Jogando com os muito antigos

Este é um post difícil. Trata-se de alguém com demência. É difícil porque pede que imagine algo difícil. Espero que seja também um post esperançoso – um testemunho dos poderes do amor e, sim, jogar.

A inspiração vem de um artigo escrito por Mary Gazetas. Ela intitulou: "Quão importante é o jogo para pacientes com doença de Alzheimer nas fases finais". O artigo começa assim:

"Meu marido está vivendo nos últimos estágios da doença de Alzheimer. Clinicamente ele é um Sete.

"Ele está em uma casa e ele não pode caminhar, raramente fala, e ele não pode mais participar de atividades organizadas. Ler, escrever ou assistir a televisão desapareceu há mais de dois anos.

"Parte de uma resposta é compartilhar o que eu digo aos meus filhos, meus três filhos adultos que vivem longe. Quando eles conseguem ver como seu pai está fazendo, acho que uma grande parte da minha resposta é descrever-lhes o que ele gosta de brincar.

"Ele agora está brincando com coisas que divertiram e continuam ocupadas com uma criança de 9 meses de idade – uma criança de um ano de idade. Eu não sou especialista. Talvez seja mesmo uma idade mais nova. Eu não sei."

Imagine o que deve ser para as crianças quando sua mãe descreve a condição de seu pai em termos do que ele gosta de brincar. Imagine o que é para a mãe, o que ela passou – seu relacionamento com o marido sendo tão reduzido, de modo que o único ato de amor restante foi reduzido a uma coleção de brinquedos.

Se você não pode imaginar isso, não é porque sua imaginação falhou, mas provavelmente porque você simplesmente não quer que ele tenha sucesso. É muito doloroso abraçar a atualidade da vida deste homem, o relacionamento daquela mulher com ele: seu amante, seu marido, o pai de seus filhos.
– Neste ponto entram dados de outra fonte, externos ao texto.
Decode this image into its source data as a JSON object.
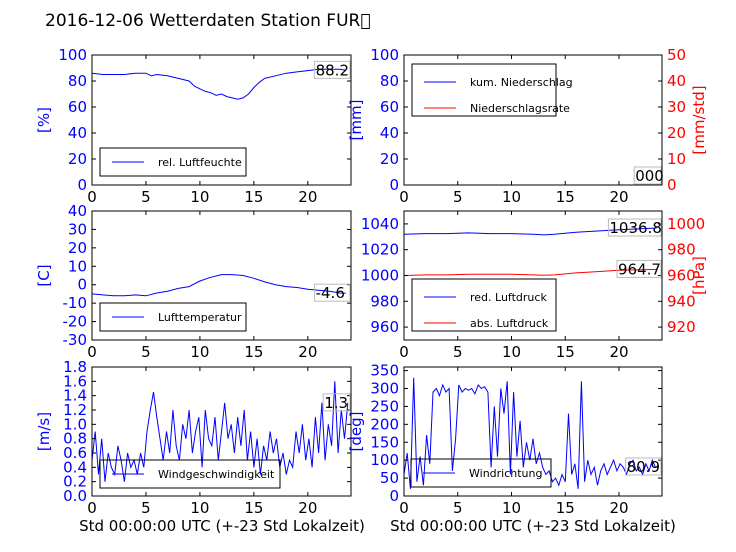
{
  "title": "2016-12-06 Wetterdaten Station FUR\u0000",
  "colors": {
    "left_axis": "#0000ff",
    "right_axis": "#ff0000",
    "series_blue": "#0000ff",
    "series_red": "#ff0000"
  },
  "xlabel": "Std 00:00:00 UTC (+-23 Std Lokalzeit)",
  "chart_data": [
    {
      "id": "humidity",
      "type": "line",
      "ylabel": "[%]",
      "ylim": [
        0,
        100
      ],
      "yticks": [
        0,
        20,
        40,
        60,
        80,
        100
      ],
      "xlim": [
        0,
        24
      ],
      "xticks": [
        0,
        5,
        10,
        15,
        20
      ],
      "last_label": "88.2",
      "legend_position": "lower-left",
      "series": [
        {
          "name": "rel. Luftfeuchte",
          "color": "#0000ff",
          "x": [
            0,
            1,
            2,
            3,
            4,
            5,
            5.5,
            6,
            7,
            8,
            9,
            9.5,
            10,
            10.5,
            11,
            11.5,
            12,
            12.5,
            13,
            13.5,
            14,
            14.5,
            15,
            15.5,
            16,
            17,
            18,
            19,
            20,
            21,
            22,
            23,
            23.5
          ],
          "y": [
            86,
            85,
            85,
            85,
            86,
            86,
            84,
            85,
            84,
            82,
            80,
            76,
            74,
            72,
            71,
            69,
            70,
            68,
            67,
            66,
            67,
            70,
            75,
            79,
            82,
            84,
            86,
            87,
            88,
            89,
            89,
            89,
            88.2
          ]
        }
      ]
    },
    {
      "id": "rain",
      "type": "line",
      "ylabel": "[mm]",
      "ylim": [
        0,
        100
      ],
      "yticks": [
        0,
        20,
        40,
        60,
        80,
        100
      ],
      "ylabel_right": "[mm/std]",
      "ylim_right": [
        0,
        50
      ],
      "yticks_right": [
        0,
        10,
        20,
        30,
        40,
        50
      ],
      "xlim": [
        0,
        24
      ],
      "xticks": [
        0,
        5,
        10,
        15,
        20
      ],
      "last_label": "000",
      "legend_position": "upper-left",
      "series": [
        {
          "name": "kum. Niederschlag",
          "color": "#0000ff",
          "x": [
            0,
            23.5
          ],
          "y": [
            0,
            0
          ]
        },
        {
          "name": "Niederschlagsrate",
          "color": "#ff0000",
          "axis": "right",
          "x": [
            0,
            23.5
          ],
          "y": [
            0,
            0
          ]
        }
      ]
    },
    {
      "id": "temperature",
      "type": "line",
      "ylabel": "[C]",
      "ylim": [
        -30,
        40
      ],
      "yticks": [
        -30,
        -20,
        -10,
        0,
        10,
        20,
        30,
        40
      ],
      "xlim": [
        0,
        24
      ],
      "xticks": [
        0,
        5,
        10,
        15,
        20
      ],
      "last_label": "-4.6",
      "legend_position": "lower-left",
      "series": [
        {
          "name": "Lufttemperatur",
          "color": "#0000ff",
          "x": [
            0,
            1,
            2,
            3,
            4,
            5,
            6,
            7,
            8,
            9,
            10,
            11,
            12,
            13,
            14,
            15,
            16,
            17,
            18,
            19,
            20,
            21,
            22,
            23,
            23.5
          ],
          "y": [
            -5,
            -5.5,
            -6,
            -6,
            -5.5,
            -6,
            -4.5,
            -3.5,
            -2,
            -1,
            2,
            4,
            5.5,
            5.5,
            5,
            3.5,
            1.5,
            0,
            -1,
            -1.5,
            -2.5,
            -3,
            -3.5,
            -4.5,
            -4.6
          ]
        }
      ]
    },
    {
      "id": "pressure",
      "type": "line",
      "ylabel": "",
      "ylim": [
        950,
        1050
      ],
      "yticks": [
        960,
        980,
        1000,
        1020,
        1040
      ],
      "ylabel_right": "[hPa]",
      "ylim_right": [
        910,
        1010
      ],
      "yticks_right": [
        920,
        940,
        960,
        980,
        1000
      ],
      "xlim": [
        0,
        24
      ],
      "xticks": [
        0,
        5,
        10,
        15,
        20
      ],
      "last_labels": [
        "1036.8",
        "964.7"
      ],
      "legend_position": "lower-left",
      "series": [
        {
          "name": "red. Luftdruck",
          "color": "#0000ff",
          "x": [
            0,
            2,
            4,
            6,
            8,
            10,
            12,
            13,
            14,
            16,
            18,
            20,
            22,
            23.5
          ],
          "y": [
            1032,
            1032.5,
            1032.5,
            1033,
            1032.5,
            1032.5,
            1032,
            1031.5,
            1032,
            1033.5,
            1034.5,
            1035.5,
            1036.2,
            1036.8
          ]
        },
        {
          "name": "abs. Luftdruck",
          "color": "#ff0000",
          "axis": "right",
          "x": [
            0,
            2,
            4,
            6,
            8,
            10,
            12,
            13,
            14,
            16,
            18,
            20,
            22,
            23.5
          ],
          "y": [
            960,
            960.5,
            960.5,
            961,
            961,
            961,
            960.5,
            960.2,
            960.5,
            962,
            963,
            964,
            964.5,
            964.7
          ]
        }
      ]
    },
    {
      "id": "windspeed",
      "type": "line",
      "ylabel": "[m/s]",
      "ylim": [
        0,
        1.8
      ],
      "yticks": [
        0.0,
        0.2,
        0.4,
        0.6,
        0.8,
        1.0,
        1.2,
        1.4,
        1.6,
        1.8
      ],
      "xlim": [
        0,
        24
      ],
      "xticks": [
        0,
        5,
        10,
        15,
        20
      ],
      "last_label": "1.3",
      "legend_position": "lower-center",
      "series": [
        {
          "name": "Windgeschwindigkeit",
          "color": "#0000ff",
          "x": [
            0,
            0.3,
            0.6,
            0.9,
            1.2,
            1.5,
            1.8,
            2.1,
            2.4,
            2.7,
            3,
            3.3,
            3.6,
            3.9,
            4.2,
            4.5,
            4.8,
            5.1,
            5.4,
            5.7,
            6,
            6.3,
            6.6,
            6.9,
            7.2,
            7.5,
            7.8,
            8.1,
            8.4,
            8.7,
            9,
            9.3,
            9.6,
            9.9,
            10.2,
            10.5,
            10.8,
            11.1,
            11.4,
            11.7,
            12,
            12.3,
            12.6,
            12.9,
            13.2,
            13.5,
            13.8,
            14.1,
            14.4,
            14.7,
            15,
            15.3,
            15.6,
            15.9,
            16.2,
            16.5,
            16.8,
            17.1,
            17.4,
            17.7,
            18,
            18.3,
            18.6,
            18.9,
            19.2,
            19.5,
            19.8,
            20.1,
            20.4,
            20.7,
            21,
            21.3,
            21.6,
            21.9,
            22.2,
            22.5,
            22.8,
            23.1,
            23.4,
            23.7
          ],
          "y": [
            0.5,
            0.9,
            0.3,
            0.8,
            0.2,
            0.6,
            0.4,
            0.3,
            0.7,
            0.5,
            0.2,
            0.6,
            0.4,
            0.5,
            0.3,
            0.6,
            0.4,
            0.9,
            1.2,
            1.45,
            1.1,
            0.8,
            0.5,
            0.9,
            0.6,
            1.2,
            0.7,
            0.5,
            1.0,
            0.8,
            1.2,
            0.6,
            0.9,
            1.1,
            0.4,
            1.2,
            0.8,
            0.7,
            1.1,
            0.5,
            0.9,
            1.3,
            0.8,
            1.0,
            0.6,
            1.1,
            0.7,
            1.2,
            0.5,
            0.9,
            0.4,
            0.8,
            0.3,
            0.7,
            0.5,
            0.9,
            0.6,
            0.8,
            0.4,
            0.6,
            0.3,
            0.5,
            0.4,
            0.9,
            0.6,
            1.0,
            0.5,
            0.8,
            0.4,
            1.1,
            0.6,
            1.3,
            0.5,
            1.0,
            0.7,
            1.6,
            0.6,
            1.2,
            0.8,
            1.3
          ]
        }
      ]
    },
    {
      "id": "winddir",
      "type": "line",
      "ylabel": "[deg]",
      "ylim": [
        0,
        360
      ],
      "yticks": [
        0,
        50,
        100,
        150,
        200,
        250,
        300,
        350
      ],
      "xlim": [
        0,
        24
      ],
      "xticks": [
        0,
        5,
        10,
        15,
        20
      ],
      "last_label": "80.9",
      "legend_position": "lower-left",
      "series": [
        {
          "name": "Windrichtung",
          "color": "#0000ff",
          "x": [
            0,
            0.3,
            0.6,
            0.9,
            1.2,
            1.5,
            1.8,
            2.1,
            2.4,
            2.7,
            3,
            3.3,
            3.6,
            3.9,
            4.2,
            4.5,
            4.8,
            5.1,
            5.4,
            5.7,
            6,
            6.3,
            6.6,
            6.9,
            7.2,
            7.5,
            7.8,
            8.1,
            8.4,
            8.7,
            9,
            9.3,
            9.6,
            9.9,
            10.2,
            10.5,
            10.8,
            11.1,
            11.4,
            11.7,
            12,
            12.3,
            12.6,
            12.9,
            13.2,
            13.5,
            13.8,
            14.1,
            14.4,
            14.7,
            15,
            15.3,
            15.6,
            15.9,
            16.2,
            16.5,
            16.8,
            17.1,
            17.4,
            17.7,
            18,
            18.3,
            18.6,
            18.9,
            19.2,
            19.5,
            19.8,
            20.1,
            20.4,
            20.7,
            21,
            21.3,
            21.6,
            21.9,
            22.2,
            22.5,
            22.8,
            23.1,
            23.4,
            23.7
          ],
          "y": [
            60,
            120,
            20,
            330,
            40,
            110,
            30,
            170,
            90,
            290,
            300,
            280,
            310,
            290,
            300,
            70,
            160,
            310,
            290,
            300,
            295,
            300,
            285,
            310,
            300,
            305,
            290,
            80,
            250,
            110,
            300,
            230,
            320,
            60,
            290,
            110,
            210,
            80,
            150,
            100,
            160,
            90,
            120,
            80,
            60,
            70,
            40,
            50,
            30,
            60,
            40,
            230,
            60,
            90,
            20,
            320,
            40,
            100,
            60,
            80,
            30,
            70,
            90,
            60,
            80,
            100,
            70,
            90,
            80,
            60,
            90,
            100,
            70,
            80,
            60,
            90,
            70,
            100,
            80,
            81
          ]
        }
      ]
    }
  ]
}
Mas o que salva tudo isso da nossa relutância em imaginar sua realidade, nossa disposição empatia com toda essa dor, é o amor dela. Um amor forte o suficiente para aceitar a realidade de seu marido e compartilhá-lo – no jogo.

Ela continua:

"Algumas semanas atrás, ele me pareceu que ele precisava de novos brinquedos. Eu fui para a área local das crianças da loja IKEA e comprei um conjunto de copos de empilhamento e outra peça feita de anéis espessos de madeira para colocar uma sobre a outra em uma vara pequena.

"Eles são agora seus favoritos.

"Quando entrei em seu quarto esta tarde, ele estava bem acordado, brincando com todos na frente dele. Empilhamento. Agrupar, curioso. E feliz.

"Um dos seus auxiliares de cuidados me disse que outra pessoa da equipe entrou no quarto mais cedo e mencionou que ela comprou os mesmos brinquedos recentemente – brinquedos para seu neto de um ano de idade. Eu não estava lá para essa conversa. Mas eu ouvi dizer que há uma necessidade de criar uma consciência de que pessoas como meu marido voltaram a uma fase muito precoce de uma infância desde há muito tempo.

"Enquanto isso, eu vou pegar os anéis de empilhamento de madeira para fazer os buracos maiores com a broca, porque ele tem problemas para ver como levá-los a caber no poste vertical. Não quero que ele se esforce para fazer isso. Eu quero que ele sinta que ele está ganhando. "

Espero que isso chegue até você tão profundamente quanto isso. Não consegui me esquecer do que aprendi com a Sra. Gazeta. Eu tentei resumi-lo para mim e para você:

  1. Quando alguém que você ama atinge os estágios finais da consciência e, finalmente, a vida; a sabedoria que o sustenta não reside na empatia, na compaixão ou mesmo no sofrimento – mas em estar com – simplesmente, sem qualquer propósito além de compartilhar o presente do momento – estar lá, estar com.
  2. O jogo nos conecta – para nós mesmos, para o outro, para a vida.